Williams shows that colonial Georgia was a remarkably diverse place, populated by mainline colonial congregations that included Anglicans, Roman Catholics, German- and Spanish-speaking Jews, Salzburg Lutherans, and Scottish Presbyterians. It wasn't until much later that evangelicalism triumphed and Baptists became the overwhelmingly dominant denomination. Williams uses the stories of such important figures as Tomochichi, John Wesley, Jesse Mercer, Henry McNeal Turner, Lillian Smith, Martin Luther King Jr., and Clarence Jordan to portray larger historical narratives and denominational battles.

Race and religion were intertwined not only in such key movements as abolition and civil rights but also throughout Georgia's history. "In order to fully grasp the religious heritage of Georgia," Williams says, "we must return again and again to racial matters." Recently, Georgians have seen racial, ethnic, and religious diversity grow as Muslim, Buddhist, Hindu, Sikh, Baha'i, and other communities have settled in the state. Williams explores how Georgians have dealt with contemporary issues of tolerance and how, at times, the state has taken center stage in our nation's culture wars.
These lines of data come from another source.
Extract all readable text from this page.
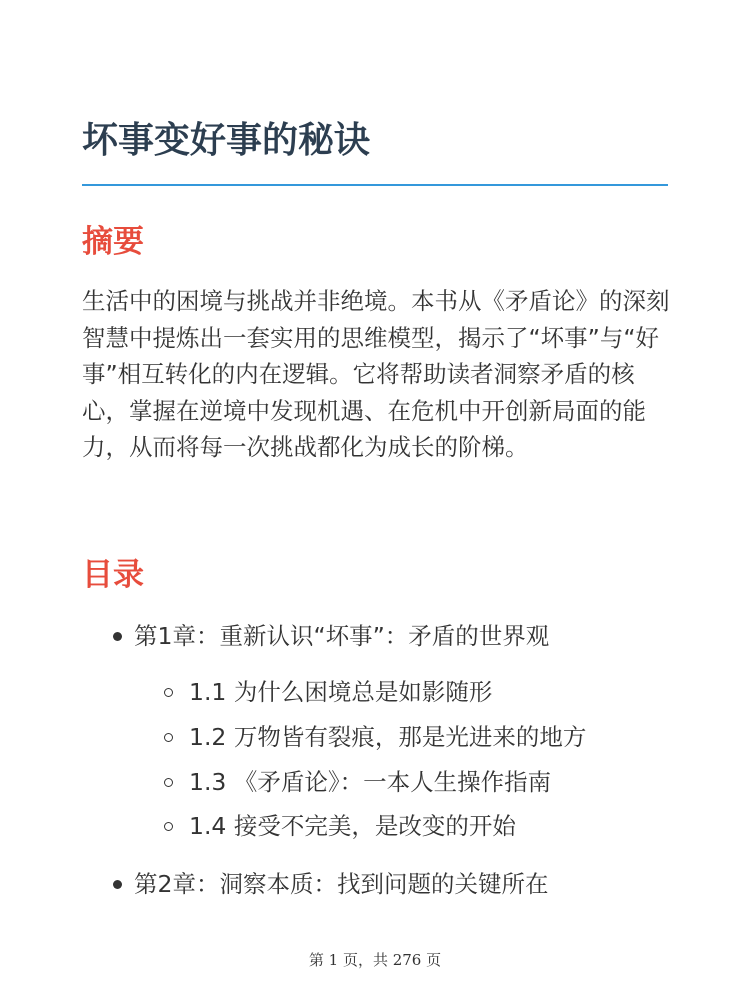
坏事变好事的秘诀
摘要

生活中的困境与挑战并非绝境。本书从《矛盾论》的深刻智慧中提炼出一套实用的思维模型，揭示了“坏事”与“好事”相互转化的内在逻辑。它将帮助读者洞察矛盾的核心，掌握在逆境中发现机遇、在危机中开创新局面的能力，从而将每一次挑战都化为成长的阶梯。

目录
第1章：重新认识“坏事”：矛盾的世界观
1.1 为什么困境总是如影随形
1.2 万物皆有裂痕，那是光进来的地方
1.3 《矛盾论》：一本人生操作指南
1.4 接受不完美，是改变的开始
第2章：洞察本质：找到问题的关键所在
第 1 页，共 276 页
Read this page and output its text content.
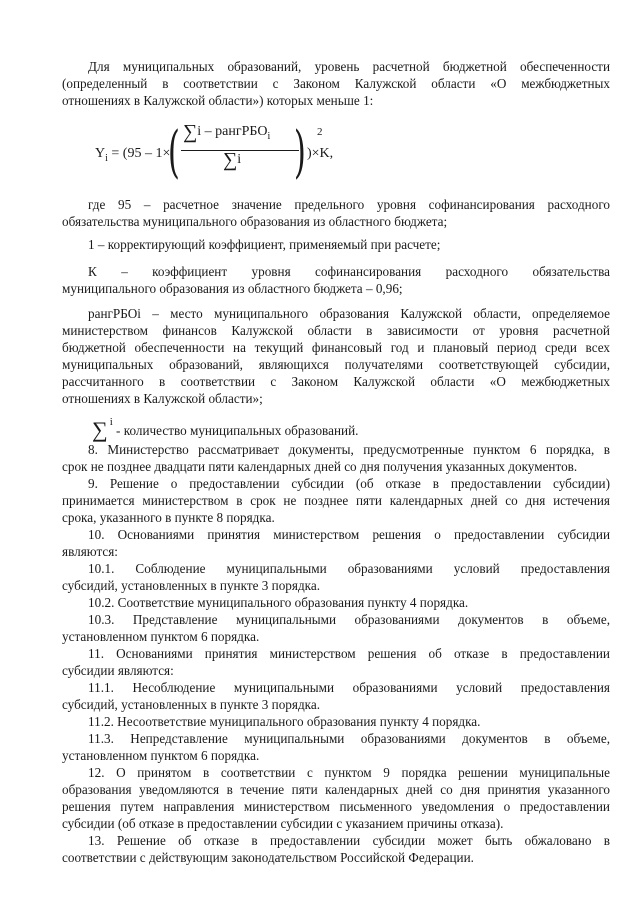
Для муниципальных образований, уровень расчетной бюджетной обеспеченности
(определенный в соответствии с Законом Калужской области «О межбюджетных
отношениях в Калужской области») которых меньше 1:

$Y_i = (95 - 1\times$
( ∑i – рангРБО$_i$
∑i ) 2
)×K,

где 95 – расчетное значение предельного уровня софинансирования расходного
обязательства муниципального образования из областного бюджета;

1 – корректирующий коэффициент, применяемый при расчете;

К – коэффициент уровня софинансирования расходного обязательства
муниципального образования из областного бюджета – 0,96;

рангРБОi – место муниципального образования Калужской области, определяемое
министерством финансов Калужской области в зависимости от уровня расчетной
бюджетной обеспеченности на текущий финансовый год и плановый период среди всех
муниципальных образований, являющихся получателями соответствующей субсидии,
рассчитанного в соответствии с Законом Калужской области «О межбюджетных
отношениях в Калужской области»;

∑ $^i$ - количество муниципальных образований.

8. Министерство рассматривает документы, предусмотренные пунктом 6 порядка, в
срок не позднее двадцати пяти календарных дней со дня получения указанных документов.

9. Решение о предоставлении субсидии (об отказе в предоставлении субсидии)
принимается министерством в срок не позднее пяти календарных дней со дня истечения
срока, указанного в пункте 8 порядка.

10. Основаниями принятия министерством решения о предоставлении субсидии
являются:

10.1. Соблюдение муниципальными образованиями условий предоставления
субсидий, установленных в пункте 3 порядка.

10.2. Соответствие муниципального образования пункту 4 порядка.

10.3. Представление муниципальными образованиями документов в объеме,
установленном пунктом 6 порядка.

11. Основаниями принятия министерством решения об отказе в предоставлении
субсидии являются:

11.1. Несоблюдение муниципальными образованиями условий предоставления
субсидий, установленных в пункте 3 порядка.

11.2. Несоответствие муниципального образования пункту 4 порядка.

11.3. Непредставление муниципальными образованиями документов в объеме,
установленном пунктом 6 порядка.

12. О принятом в соответствии с пунктом 9 порядка решении муниципальные
образования уведомляются в течение пяти календарных дней со дня принятия указанного
решения путем направления министерством письменного уведомления о предоставлении
субсидии (об отказе в предоставлении субсидии с указанием причины отказа).

13. Решение об отказе в предоставлении субсидии может быть обжаловано в
соответствии с действующим законодательством Российской Федерации.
Firmly rooting religious history in a social, cultural, and political context, Williams presents a representative and balanced account of Georgia's religious heritage. From Mounds to Megachurches sheds new light on what it means to be a Georgian by exploring an issue that remains central to life in the Sunbelt South.

I know no other book that covers such a range of material, with such chronological sweep, in such short compass, for any southern state. Georgia and its citizens will be privileged to have such an accessible survey of their religious heritage available.

—John B. Boles, author of The Great Revival: Beginnings of the Bible Belt

David Williams has written a masterful and remarkably concise synthesis of Georgia's religious odyssey. His title is no mere artifice of alliteration, for he does indeed take us from thousand-year old moundbuilders to modern megachurches, and from Moravians to Muslims as well, reminding us of a persistent strain of religious diversity while placing the emergence and evolution of a Protestant evangelical ethos at the center of Georgia's historical experience.

—James C. Cobb, author of Away Down South: A History of Southern Identity

About the Author/Editor

DAVID S. WILLIAMS is director of the Honors Program and Meigs Professor of Religion at the University of Georgia, where he has taught since 1989. He is the author of two previous books in religious studies.